This thesis is concerned with one of the core problems in computer vision, namely to reconstruct a real world scene from several images of it. The interplay between the geometry of the scene, the cameras and the images is analyzed. The framework is based on projective geometry, which is the natural language for describing the geometry of multiple views. The affine and Euclidean geometries are regarded as special cases of projective geometry.

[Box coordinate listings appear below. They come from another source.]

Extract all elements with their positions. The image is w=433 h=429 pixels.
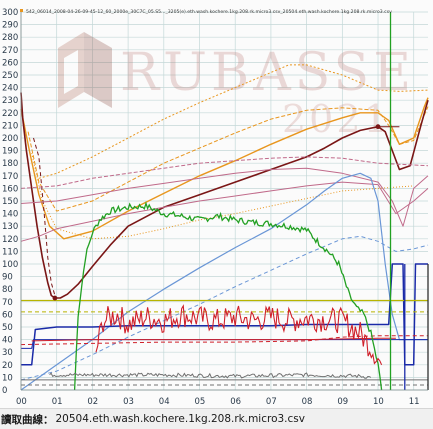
x-tick-label: 11: [409, 397, 420, 407]
y-tick-label: 180: [2, 159, 18, 169]
x-tick-label: 08: [302, 397, 313, 407]
y-tick-label: 140: [2, 210, 18, 220]
y-tick-label: 100: [2, 260, 18, 270]
series-orange_top_dotted: [38, 64, 429, 179]
watermark-year: 2021: [282, 97, 391, 141]
series-green_ror: [73, 201, 383, 391]
y-tick-label: 90: [2, 273, 13, 283]
series-red_power: [95, 304, 383, 366]
y-tick-label: 150: [2, 197, 18, 207]
y-tick-label: 190: [2, 147, 18, 157]
y-tick-label: 10: [2, 373, 13, 383]
y-tick-label: 20: [2, 361, 13, 371]
chart-series: [20, 12, 429, 391]
series-light_blue_dashed: [20, 235, 429, 381]
series-gray_noise: [49, 372, 372, 379]
series-red_lower: [31, 337, 396, 342]
x-tick-label: 09: [337, 397, 348, 407]
series-pink_upper: [20, 167, 429, 227]
y-tick-label: 280: [2, 33, 18, 43]
legend-text: 542_06014_2008-04-26-09-45-12_60_2000e_3…: [26, 9, 392, 15]
chart-axes: 0102030405060708090100110120130140150160…: [2, 8, 428, 407]
y-tick-label: 300: [2, 8, 18, 18]
y-tick-label: 170: [2, 172, 18, 182]
x-tick-label: 04: [159, 397, 170, 407]
y-tick-label: 160: [2, 184, 18, 194]
x-tick-label: 10: [373, 397, 384, 407]
legend-swatch: [20, 9, 23, 12]
y-tick-label: 260: [2, 58, 18, 68]
y-tick-label: 120: [2, 235, 18, 245]
y-tick-label: 60: [2, 310, 13, 320]
series-orange_dashed: [27, 106, 429, 212]
y-tick-label: 40: [2, 336, 13, 346]
y-tick-label: 50: [2, 323, 13, 333]
y-tick-label: 250: [2, 71, 18, 81]
x-tick-label: 03: [123, 397, 134, 407]
y-tick-label: 220: [2, 109, 18, 119]
series-pink_lower: [20, 181, 429, 242]
series-pink_dashed: [20, 156, 429, 189]
y-tick-label: 130: [2, 222, 18, 232]
y-tick-label: 0: [2, 386, 7, 396]
x-tick-label: 05: [195, 397, 206, 407]
watermark: RUBASSE 2021: [58, 32, 415, 141]
series-orange_dotted_low: [31, 152, 414, 240]
marker-end_point[interactable]: [375, 124, 381, 130]
x-tick-label: 07: [266, 397, 277, 407]
y-tick-label: 210: [2, 121, 18, 131]
watermark-brand: RUBASSE: [120, 43, 415, 103]
x-tick-label: 02: [87, 397, 98, 407]
y-tick-label: 230: [2, 96, 18, 106]
series-dark_red_bt: [20, 92, 429, 299]
y-tick-label: 30: [2, 348, 13, 358]
x-tick-label: 00: [16, 397, 27, 407]
legend-strip: 542_06014_2008-04-26-09-45-12_60_2000e_3…: [20, 9, 392, 15]
roast-profile-chart[interactable]: RUBASSE 2021 010203040506070809010011012…: [0, 0, 433, 408]
y-tick-label: 80: [2, 285, 13, 295]
status-file-name[interactable]: 20504.eth.wash.kochere.1kg.208.rk.micro3…: [55, 413, 305, 425]
y-tick-label: 290: [2, 21, 18, 31]
rubasse-logo-icon: [58, 32, 112, 108]
y-tick-label: 110: [2, 247, 18, 257]
x-tick-label: 01: [52, 397, 63, 407]
y-tick-label: 240: [2, 84, 18, 94]
marker-turning_point[interactable]: [52, 295, 58, 301]
y-tick-label: 270: [2, 46, 18, 56]
status-label: 讀取曲線：: [1, 413, 54, 426]
series-dark_red_dashed: [33, 137, 56, 296]
y-tick-label: 70: [2, 298, 13, 308]
x-tick-label: 06: [230, 397, 241, 407]
y-tick-label: 200: [2, 134, 18, 144]
status-bar: 讀取曲線： 20504.eth.wash.kochere.1kg.208.rk.…: [0, 408, 433, 429]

First, the projection of several different geometric primitives in multiple views is described and analyzed. The analysis includes points, lines, quadrics and curved surfaces. The cameras are assumed to be uncalibrated and both the perspective/projective and the affine camera model are considered. Several new reconstruction methods are developed. Some features of these methods include the possibility of handling: (i) missing data, (ii) several different primitives simultaneously and (iii) minimal cases.



Then, focus is turned to the process of obtaining a Euclidean reconstruction of the scene from uncalibrated images. This problem is known as auto-calibration. A reconstruction method which imposes regularity constraints on the camera motion is introduced which makes the auto-calibration problem more stable.

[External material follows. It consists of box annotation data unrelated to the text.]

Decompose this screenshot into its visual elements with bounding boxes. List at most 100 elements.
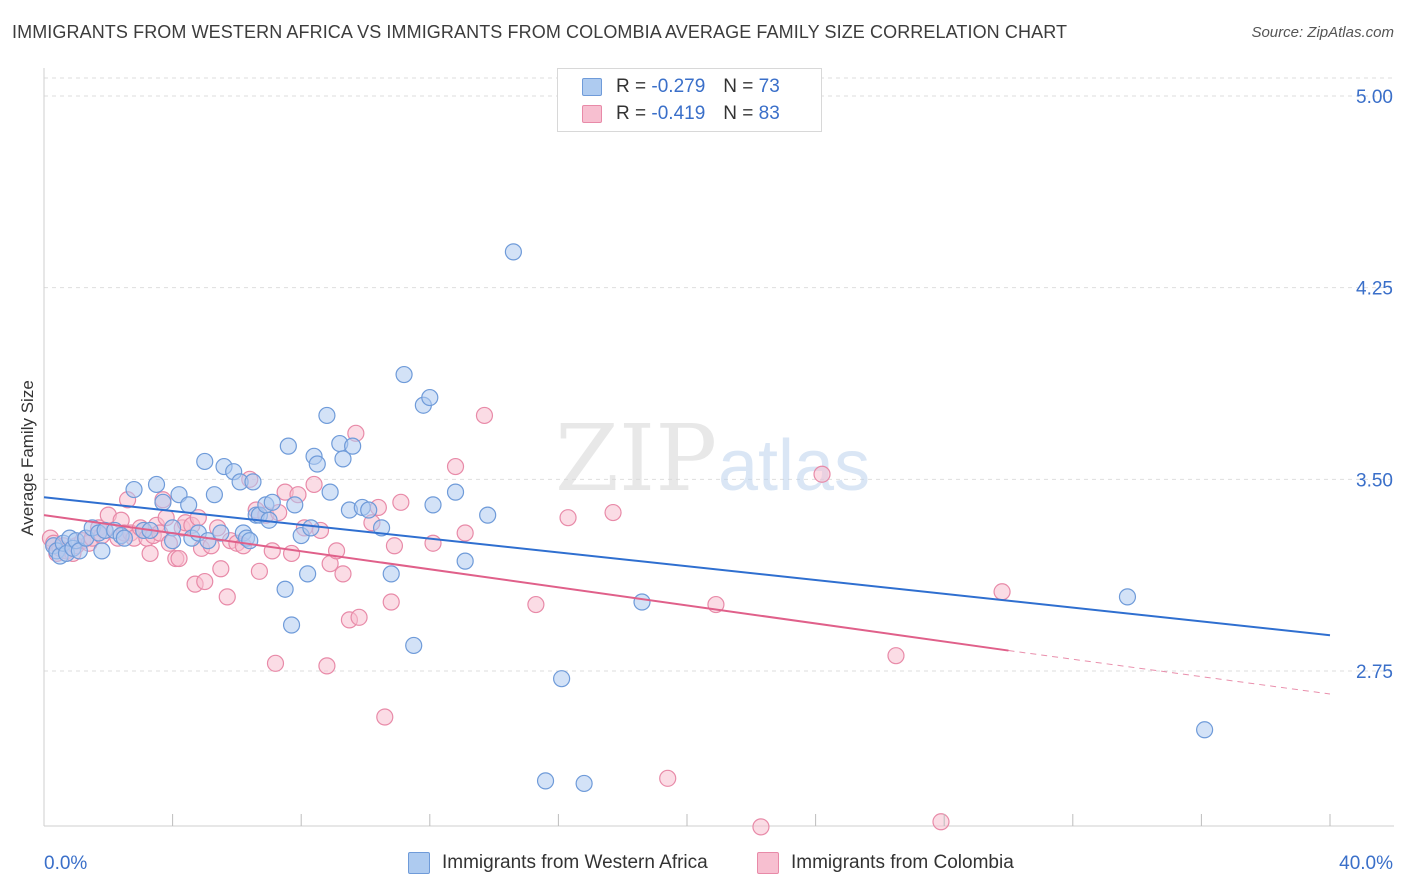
axis-layer (43, 68, 1394, 827)
western-africa-point (308, 455, 326, 473)
source-credit: Source: ZipAtlas.com (1251, 24, 1394, 41)
western-africa-point (282, 616, 301, 634)
western-africa-point (553, 670, 571, 688)
legend-swatch-pink (582, 105, 602, 123)
western-africa-point (244, 473, 262, 491)
colombia-point (263, 542, 281, 560)
western-africa-point (147, 475, 166, 494)
colombia-point (382, 593, 400, 611)
colombia-point (456, 524, 474, 542)
western-africa-point (276, 580, 294, 598)
colombia-point (350, 608, 368, 626)
legend-n-value: 83 (758, 103, 780, 124)
colombia-trendline-extension (1008, 650, 1331, 695)
x-tick-label: 0.0% (44, 853, 87, 874)
chart-title: IMMIGRANTS FROM WESTERN AFRICA VS IMMIGR… (12, 22, 1068, 42)
y-tick-label: 5.00 (1356, 87, 1393, 108)
western-africa-point (446, 483, 465, 501)
legend-row-colombia: R = -0.419 N = 83 (582, 102, 780, 126)
western-africa-point (263, 493, 281, 511)
bottom-legend-label: Immigrants from Colombia (791, 852, 1014, 873)
colombia-point (141, 544, 159, 563)
colombia-point (334, 565, 352, 583)
y-tick-label: 4.25 (1356, 279, 1393, 300)
legend-row-western-africa: R = -0.279 N = 73 (582, 75, 780, 99)
western-africa-point (421, 388, 439, 407)
western-africa-point (286, 496, 304, 514)
legend-r-label: R = (616, 103, 647, 124)
western-africa-point (575, 774, 593, 793)
western-africa-point (334, 450, 352, 468)
legend-r-value: -0.279 (651, 76, 706, 97)
watermark-atlas: atlas (718, 426, 870, 506)
western-africa-point (205, 486, 223, 504)
colombia-point (993, 583, 1011, 601)
western-africa-point (360, 501, 378, 519)
zipatlas-watermark: ZIP atlas (555, 405, 870, 512)
western-africa-point (456, 552, 474, 570)
western-africa-point (241, 532, 259, 550)
colombia-point (475, 406, 494, 425)
western-africa-point (344, 437, 362, 455)
colombia-point (659, 769, 677, 787)
western-africa-point (164, 532, 182, 550)
bottom-legend-label: Immigrants from Western Africa (442, 852, 708, 873)
western-africa-point (180, 496, 198, 514)
colombia-point (446, 457, 465, 476)
western-africa-point (321, 483, 339, 501)
western-africa-point (395, 365, 413, 384)
colombia-point (527, 595, 545, 614)
legend-swatch-blue (582, 78, 602, 96)
western-africa-point (93, 542, 111, 560)
y-axis-label: Average Family Size (18, 380, 37, 536)
stats-legend: R = -0.279 N = 73 R = -0.419 N = 83 (557, 68, 822, 132)
western-africa-point (1118, 588, 1137, 606)
bottom-legend-colombia: Immigrants from Colombia (757, 852, 1014, 874)
colombia-point (887, 647, 905, 665)
western-africa-point (536, 772, 555, 790)
colombia-trendline (43, 514, 1009, 652)
western-africa-point (212, 524, 230, 542)
colombia-point (170, 549, 188, 568)
western-africa-point (633, 593, 651, 611)
western-africa-point (302, 519, 320, 537)
watermark-zip: ZIP (555, 405, 717, 512)
colombia-point (250, 562, 269, 580)
western-africa-point (424, 496, 442, 514)
bottom-legend-western-africa: Immigrants from Western Africa (408, 852, 708, 874)
western-africa-point (318, 406, 336, 425)
colombia-point (559, 509, 577, 527)
tick-layer: 5.00 4.25 3.50 2.75 0.0% 40.0% (44, 87, 1393, 874)
colombia-point (218, 588, 236, 606)
trend-layer (43, 496, 1331, 695)
colombia-point (752, 818, 770, 836)
grid-layer (44, 77, 1394, 672)
legend-swatch-blue (408, 852, 430, 874)
western-africa-point (479, 506, 497, 524)
colombia-point (813, 465, 831, 483)
western-africa-point (405, 636, 423, 655)
western-africa-point (1196, 721, 1214, 739)
y-tick-label: 2.75 (1356, 662, 1393, 683)
colombia-point (932, 813, 950, 831)
colombia-point (282, 544, 301, 563)
colombia-point (196, 572, 214, 591)
colombia-point (385, 537, 404, 555)
western-africa-point (115, 529, 133, 547)
legend-swatch-pink (757, 852, 779, 874)
legend-n-value: 73 (758, 76, 780, 97)
western-africa-point (125, 480, 143, 499)
colombia-point (318, 657, 336, 675)
western-africa-point (299, 565, 317, 583)
y-tick-label: 3.50 (1356, 470, 1393, 491)
legend-r-label: R = (616, 76, 647, 97)
colombia-point (212, 560, 230, 578)
colombia-point (604, 503, 622, 522)
x-tick-label: 40.0% (1339, 853, 1393, 874)
legend-r-value: -0.419 (651, 103, 706, 124)
legend-n-label: N = (723, 103, 754, 124)
western-africa-point (382, 565, 400, 583)
western-africa-point (279, 437, 297, 455)
western-africa-point (372, 519, 391, 537)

The last part of the thesis is devoted to a theoretical study of necessary and sufficient conditions for obtaining a unique scene reconstruction. One classical result is that for two images of a 3D scene this happens if and only if the scene points and the camera centres do not lie on a ruled quadric. This is generalized to any number of views. Furthermore, analogous critical configurations for the 1D camera are derived. In auto-calibration, it is shown that the critical configurations depend only on the camera motion. Complete classifications of such critical motions which lead to ambiguous reconstructions are given under different settings.